Academic Honesty means applying the following standards to all submitted work:
- Documenting
all proprietary information that is received from sources, including
books, articles, websites, lectures, interviews, television, radio, and
etc.
- Putting quotation marks around the words that were originally written or spoken by someone other than oneself.
- Clearly indicating ideas by other authors, even if they are paraphrased (written in your own words) or summarized.

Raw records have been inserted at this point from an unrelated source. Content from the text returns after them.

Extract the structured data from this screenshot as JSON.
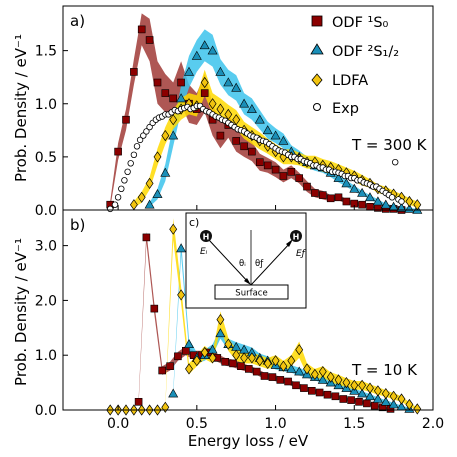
{
  "chart_data": [
    {
      "panel_label": "a)",
      "type": "scatter",
      "xlim": [
        -0.35,
        2.0
      ],
      "ylim": [
        0,
        1.92
      ],
      "yticks": [
        "0.0",
        "0.5",
        "1.0",
        "1.5"
      ],
      "ytick_values": [
        0,
        0.5,
        1.0,
        1.5
      ],
      "ylabel": "Prob. Density / eV⁻¹",
      "annotation": "T = 300 K",
      "legend_position": "top-right",
      "legend": [
        {
          "key": "odf1",
          "label": "ODF ¹S₀"
        },
        {
          "key": "odf2",
          "label": "ODF ²S₁/₂"
        },
        {
          "key": "ldfa",
          "label": "LDFA"
        },
        {
          "key": "exp",
          "label": "Exp"
        }
      ],
      "series": [
        {
          "key": "odf1",
          "marker": "square",
          "color": "#8b0000",
          "band_color": "#a03a36",
          "x": [
            -0.05,
            0.0,
            0.05,
            0.1,
            0.15,
            0.2,
            0.25,
            0.3,
            0.35,
            0.4,
            0.45,
            0.5,
            0.55,
            0.6,
            0.65,
            0.7,
            0.75,
            0.8,
            0.85,
            0.9,
            0.95,
            1.0,
            1.05,
            1.1,
            1.15,
            1.2,
            1.25,
            1.3,
            1.35,
            1.4,
            1.45,
            1.5,
            1.55,
            1.6,
            1.65,
            1.7,
            1.75,
            1.8
          ],
          "y": [
            0.05,
            0.55,
            0.85,
            1.3,
            1.7,
            1.6,
            1.2,
            1.1,
            1.05,
            1.2,
            1.0,
            0.95,
            1.1,
            0.85,
            0.7,
            0.8,
            0.65,
            0.6,
            0.55,
            0.45,
            0.42,
            0.38,
            0.32,
            0.36,
            0.3,
            0.22,
            0.16,
            0.14,
            0.11,
            0.12,
            0.08,
            0.06,
            0.05,
            0.03,
            0.02,
            0.01,
            0.01,
            0.0
          ],
          "band_half_width": [
            0.03,
            0.08,
            0.1,
            0.12,
            0.15,
            0.2,
            0.2,
            0.18,
            0.15,
            0.2,
            0.18,
            0.15,
            0.18,
            0.15,
            0.12,
            0.12,
            0.1,
            0.1,
            0.09,
            0.08,
            0.07,
            0.07,
            0.06,
            0.06,
            0.05,
            0.05,
            0.04,
            0.04,
            0.03,
            0.03,
            0.02,
            0.02,
            0.02,
            0.01,
            0.01,
            0.01,
            0.01,
            0.01
          ]
        },
        {
          "key": "odf2",
          "marker": "triangle",
          "color": "#1a8fb8",
          "band_color": "#3cc3ec",
          "x": [
            0.2,
            0.25,
            0.3,
            0.35,
            0.4,
            0.45,
            0.5,
            0.55,
            0.6,
            0.65,
            0.7,
            0.75,
            0.8,
            0.85,
            0.9,
            0.95,
            1.0,
            1.05,
            1.1,
            1.15,
            1.2,
            1.25,
            1.3,
            1.35,
            1.4,
            1.45,
            1.5,
            1.55,
            1.6,
            1.65,
            1.7,
            1.75,
            1.8,
            1.85,
            1.9
          ],
          "y": [
            0.05,
            0.15,
            0.35,
            0.7,
            1.05,
            1.3,
            1.45,
            1.55,
            1.5,
            1.3,
            1.2,
            1.15,
            1.0,
            0.95,
            0.85,
            0.75,
            0.7,
            0.65,
            0.55,
            0.5,
            0.45,
            0.42,
            0.4,
            0.35,
            0.3,
            0.25,
            0.2,
            0.16,
            0.12,
            0.08,
            0.05,
            0.03,
            0.02,
            0.01,
            0.0
          ],
          "band_half_width": [
            0.02,
            0.05,
            0.08,
            0.1,
            0.12,
            0.15,
            0.15,
            0.15,
            0.15,
            0.12,
            0.12,
            0.12,
            0.1,
            0.1,
            0.09,
            0.08,
            0.07,
            0.07,
            0.06,
            0.06,
            0.05,
            0.05,
            0.05,
            0.04,
            0.04,
            0.03,
            0.03,
            0.02,
            0.02,
            0.02,
            0.01,
            0.01,
            0.01,
            0.01,
            0.01
          ]
        },
        {
          "key": "ldfa",
          "marker": "diamond",
          "color": "#f2c40f",
          "band_color": "#ffd900",
          "x": [
            0.1,
            0.15,
            0.2,
            0.25,
            0.3,
            0.35,
            0.4,
            0.45,
            0.5,
            0.55,
            0.6,
            0.65,
            0.7,
            0.75,
            0.8,
            0.85,
            0.9,
            0.95,
            1.0,
            1.05,
            1.1,
            1.15,
            1.2,
            1.25,
            1.3,
            1.35,
            1.4,
            1.45,
            1.5,
            1.55,
            1.6,
            1.65,
            1.7,
            1.75,
            1.8,
            1.85,
            1.9
          ],
          "y": [
            0.05,
            0.12,
            0.25,
            0.5,
            0.7,
            0.85,
            0.95,
            1.0,
            0.98,
            1.2,
            1.0,
            0.95,
            0.9,
            0.85,
            0.75,
            0.7,
            0.65,
            0.6,
            0.55,
            0.5,
            0.5,
            0.48,
            0.45,
            0.45,
            0.42,
            0.4,
            0.38,
            0.35,
            0.32,
            0.28,
            0.25,
            0.2,
            0.18,
            0.15,
            0.12,
            0.08,
            0.05
          ],
          "band_half_width": [
            0.03,
            0.05,
            0.06,
            0.08,
            0.08,
            0.09,
            0.1,
            0.1,
            0.1,
            0.12,
            0.1,
            0.1,
            0.09,
            0.09,
            0.08,
            0.08,
            0.08,
            0.07,
            0.07,
            0.07,
            0.07,
            0.06,
            0.06,
            0.06,
            0.06,
            0.06,
            0.05,
            0.05,
            0.05,
            0.05,
            0.04,
            0.04,
            0.04,
            0.03,
            0.03,
            0.03,
            0.03
          ]
        },
        {
          "key": "exp",
          "marker": "circle",
          "color": "#ffffff",
          "x": [
            -0.05,
            -0.02,
            0.0,
            0.02,
            0.04,
            0.06,
            0.08,
            0.1,
            0.12,
            0.14,
            0.16,
            0.18,
            0.2,
            0.22,
            0.24,
            0.26,
            0.28,
            0.3,
            0.32,
            0.34,
            0.36,
            0.38,
            0.4,
            0.42,
            0.44,
            0.46,
            0.48,
            0.5,
            0.52,
            0.54,
            0.56,
            0.58,
            0.6,
            0.62,
            0.64,
            0.66,
            0.68,
            0.7,
            0.72,
            0.74,
            0.76,
            0.78,
            0.8,
            0.82,
            0.84,
            0.86,
            0.88,
            0.9,
            0.92,
            0.94,
            0.96,
            0.98,
            1.0,
            1.02,
            1.04,
            1.06,
            1.08,
            1.1,
            1.12,
            1.14,
            1.16,
            1.18,
            1.2,
            1.22,
            1.24,
            1.26,
            1.28,
            1.3,
            1.32,
            1.34,
            1.36,
            1.38,
            1.4,
            1.42,
            1.44,
            1.46,
            1.48,
            1.5,
            1.52,
            1.54,
            1.56,
            1.58,
            1.6,
            1.62,
            1.64,
            1.66,
            1.68,
            1.7,
            1.72,
            1.74,
            1.76,
            1.78,
            1.8
          ],
          "y": [
            0.01,
            0.05,
            0.12,
            0.2,
            0.28,
            0.36,
            0.44,
            0.52,
            0.6,
            0.66,
            0.7,
            0.74,
            0.78,
            0.82,
            0.85,
            0.87,
            0.88,
            0.9,
            0.9,
            0.92,
            0.94,
            0.93,
            0.95,
            0.96,
            0.97,
            0.95,
            0.96,
            0.98,
            0.98,
            0.95,
            0.93,
            0.92,
            0.9,
            0.88,
            0.87,
            0.85,
            0.84,
            0.82,
            0.8,
            0.78,
            0.76,
            0.75,
            0.74,
            0.72,
            0.7,
            0.69,
            0.68,
            0.66,
            0.65,
            0.64,
            0.62,
            0.6,
            0.58,
            0.56,
            0.55,
            0.54,
            0.52,
            0.5,
            0.5,
            0.48,
            0.48,
            0.46,
            0.45,
            0.44,
            0.42,
            0.42,
            0.4,
            0.4,
            0.38,
            0.38,
            0.36,
            0.36,
            0.35,
            0.34,
            0.32,
            0.32,
            0.3,
            0.3,
            0.28,
            0.28,
            0.26,
            0.25,
            0.24,
            0.22,
            0.22,
            0.2,
            0.18,
            0.16,
            0.14,
            0.12,
            0.45,
            0.1,
            0.08
          ]
        }
      ]
    },
    {
      "panel_label": "b)",
      "type": "scatter",
      "xlim": [
        -0.35,
        2.0
      ],
      "ylim": [
        0,
        3.65
      ],
      "xticks": [
        "0.0",
        "0.5",
        "1.0",
        "1.5",
        "2.0"
      ],
      "xtick_values": [
        0,
        0.5,
        1.0,
        1.5,
        2.0
      ],
      "yticks": [
        "0.0",
        "1.0",
        "2.0",
        "3.0"
      ],
      "ytick_values": [
        0,
        1.0,
        2.0,
        3.0
      ],
      "xlabel": "Energy loss / eV",
      "ylabel": "Prob. Density / eV⁻¹",
      "annotation": "T = 10 K",
      "series": [
        {
          "key": "odf1",
          "marker": "square",
          "color": "#8b0000",
          "band_color": "#a03a36",
          "x": [
            0.13,
            0.18,
            0.23,
            0.28,
            0.33,
            0.38,
            0.43,
            0.48,
            0.53,
            0.58,
            0.63,
            0.68,
            0.73,
            0.78,
            0.83,
            0.88,
            0.93,
            0.98,
            1.03,
            1.08,
            1.13,
            1.18,
            1.23,
            1.28,
            1.33,
            1.38,
            1.43,
            1.48,
            1.53,
            1.58,
            1.63,
            1.68,
            1.73
          ],
          "y": [
            0.15,
            3.15,
            1.85,
            0.72,
            0.8,
            0.98,
            1.08,
            1.0,
            1.0,
            1.05,
            0.95,
            0.88,
            0.85,
            0.8,
            0.75,
            0.7,
            0.62,
            0.6,
            0.55,
            0.52,
            0.45,
            0.4,
            0.35,
            0.32,
            0.28,
            0.25,
            0.2,
            0.18,
            0.15,
            0.12,
            0.08,
            0.05,
            0.02
          ],
          "band_half_width": [
            0.05,
            0.1,
            0.1,
            0.08,
            0.08,
            0.08,
            0.08,
            0.08,
            0.08,
            0.08,
            0.07,
            0.07,
            0.07,
            0.07,
            0.06,
            0.06,
            0.06,
            0.06,
            0.05,
            0.05,
            0.05,
            0.05,
            0.04,
            0.04,
            0.04,
            0.04,
            0.03,
            0.03,
            0.03,
            0.03,
            0.02,
            0.02,
            0.02
          ]
        },
        {
          "key": "odf2",
          "marker": "triangle",
          "color": "#1a8fb8",
          "band_color": "#3cc3ec",
          "x": [
            0.35,
            0.4,
            0.45,
            0.5,
            0.55,
            0.6,
            0.65,
            0.7,
            0.75,
            0.8,
            0.85,
            0.9,
            0.95,
            1.0,
            1.05,
            1.1,
            1.15,
            1.2,
            1.25,
            1.3,
            1.35,
            1.4,
            1.45,
            1.5,
            1.55,
            1.6,
            1.65,
            1.7,
            1.75,
            1.8,
            1.85
          ],
          "y": [
            0.3,
            2.95,
            1.2,
            0.95,
            1.0,
            1.1,
            1.4,
            1.2,
            1.15,
            1.1,
            1.05,
            0.95,
            0.9,
            0.82,
            0.78,
            0.75,
            0.7,
            0.65,
            0.6,
            0.55,
            0.5,
            0.45,
            0.4,
            0.35,
            0.3,
            0.25,
            0.2,
            0.15,
            0.1,
            0.06,
            0.02
          ],
          "band_half_width": [
            0.05,
            0.12,
            0.1,
            0.1,
            0.1,
            0.1,
            0.1,
            0.1,
            0.09,
            0.09,
            0.09,
            0.08,
            0.08,
            0.08,
            0.07,
            0.07,
            0.07,
            0.06,
            0.06,
            0.06,
            0.05,
            0.05,
            0.05,
            0.04,
            0.04,
            0.04,
            0.03,
            0.03,
            0.03,
            0.02,
            0.02
          ]
        },
        {
          "key": "ldfa",
          "marker": "diamond",
          "color": "#f2c40f",
          "band_color": "#ffd900",
          "x": [
            -0.05,
            0.0,
            0.05,
            0.1,
            0.15,
            0.2,
            0.25,
            0.3,
            0.35,
            0.4,
            0.45,
            0.5,
            0.55,
            0.6,
            0.65,
            0.7,
            0.75,
            0.8,
            0.85,
            0.9,
            0.95,
            1.0,
            1.05,
            1.1,
            1.15,
            1.2,
            1.25,
            1.3,
            1.35,
            1.4,
            1.45,
            1.5,
            1.55,
            1.6,
            1.65,
            1.7,
            1.75,
            1.8,
            1.85,
            1.9
          ],
          "y": [
            0.0,
            0.0,
            0.0,
            0.0,
            0.0,
            0.0,
            0.0,
            0.05,
            3.3,
            2.1,
            0.75,
            0.9,
            1.05,
            0.95,
            1.65,
            1.2,
            1.0,
            0.95,
            0.95,
            0.9,
            0.85,
            0.9,
            0.8,
            0.9,
            1.1,
            0.75,
            0.65,
            0.7,
            0.6,
            0.55,
            0.5,
            0.45,
            0.45,
            0.4,
            0.35,
            0.3,
            0.25,
            0.2,
            0.1,
            0.02
          ],
          "band_half_width": [
            0.0,
            0.0,
            0.0,
            0.0,
            0.0,
            0.0,
            0.0,
            0.03,
            0.2,
            0.15,
            0.1,
            0.1,
            0.12,
            0.1,
            0.15,
            0.12,
            0.1,
            0.1,
            0.1,
            0.1,
            0.1,
            0.1,
            0.1,
            0.1,
            0.15,
            0.1,
            0.1,
            0.1,
            0.09,
            0.09,
            0.08,
            0.08,
            0.08,
            0.07,
            0.07,
            0.06,
            0.06,
            0.05,
            0.04,
            0.02
          ]
        }
      ],
      "inset": {
        "label": "c)",
        "surface_label": "Surface",
        "atom_label": "H",
        "ei_label": "Eᵢ",
        "ef_label": "Eƒ",
        "theta_i_label": "θᵢ",
        "theta_f_label": "θƒ"
      }
    }
  ]
}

Plagiarism: Engaging in any of the following activities constitutes plagiarism:
- Submitting a paper written by another student
- Requesting or paying someone to complete an assignment for you
- Taking material from secondary sources without proper documentation
- Copying, word for word, someone else’s writing without putting that passage in quotation marks and identifying the source
- Taking someone else’s writing, changing some of the words, and not identifying the source
- Taking someone else’s ideas or organization of ideas, putting them into his/her words, and not identifying the source
- Having
someone else change your writing – a tutor, friend, or relative, for
instance – and creating the impression that this writing is your own
work.
- Purchasing or downloading papers or passages from the Web.
- Using
facts, data, graphs, charts, photographs, or other information without
acknowledging the source with a footnote or reference. Borrowed facts or
information obtained in one’s research or reading must be acknowledged
unless they are “common knowledge.” Students should check with their
teachers regarding what can be viewed as “common knowledge” within a
specific field or assignment, but often the student will have to make
the final judgment. When in doubt, footnotes or references should be
used.
Disciplinary Action: When
confronting plagiarism, all instructors in the Communication Skills
Program abide by the guidelines stipulated in AUB’s Student Code of
Conduct, which states:
“It is the responsibility of the faculty
to uphold university policies. Thus, the immediate responsibility for
dealing with instances of cheating, plagiarism, and other academic
violations rests with the faculty member. If a faculty member has good
reason to believe that a student has violated academic standards, it is
his or her responsibility to discipline the student expeditiously. A
faculty member who has good reason to believe that a student has
violated academic standards must give a grade of zero on the exam or
assignment where the violation occurred. When the instructor has taken
the initial disciplinary action, he or she should send a letter to the
office of the Dean of the Faculty or School, in which the incident
occurred, informing him/her of the incident and the initial action
he/she has taken. A copy of the letter will be placed in the student's
file, and another copy forwarded to the student's advisor for
follow-up.” (10)
Turnitin:
Turnitin is an online
plagiarism-detection tool accessible via Moodle that many faculty at AUB
use. Once your work is uploaded, it will be compared with an extensive
database of student and publicly accessible writing. When you upload an
assignment to Moodle, your assignment may also automatically be scanned
through Turnitin. If your instructor has authorized Turnitin to scan the
assignment on Moodle, you must comply or risk losing credit for the
assignment. If you have questions about how the software works or how
the Turnitin report has been used, please ask your instructor or set up
an appointment with the Director of Communication Skills.
Grievance Procedure:
If
at any time during the semester you have concerns about the course, an
assignment, or your instructor’s assessment of your work, you should
first set up a meeting to talk with your instructor about it. If need
be, you may request a meeting with the Director of Communication Skills.
The goal of any meeting with the Director will be to improve
communication between the student and course instructor, and to resolve
the issue in such a way that course learning outcomes are achieved.
Please note that the instructor for the course is the final
decision-maker for any issues that arise.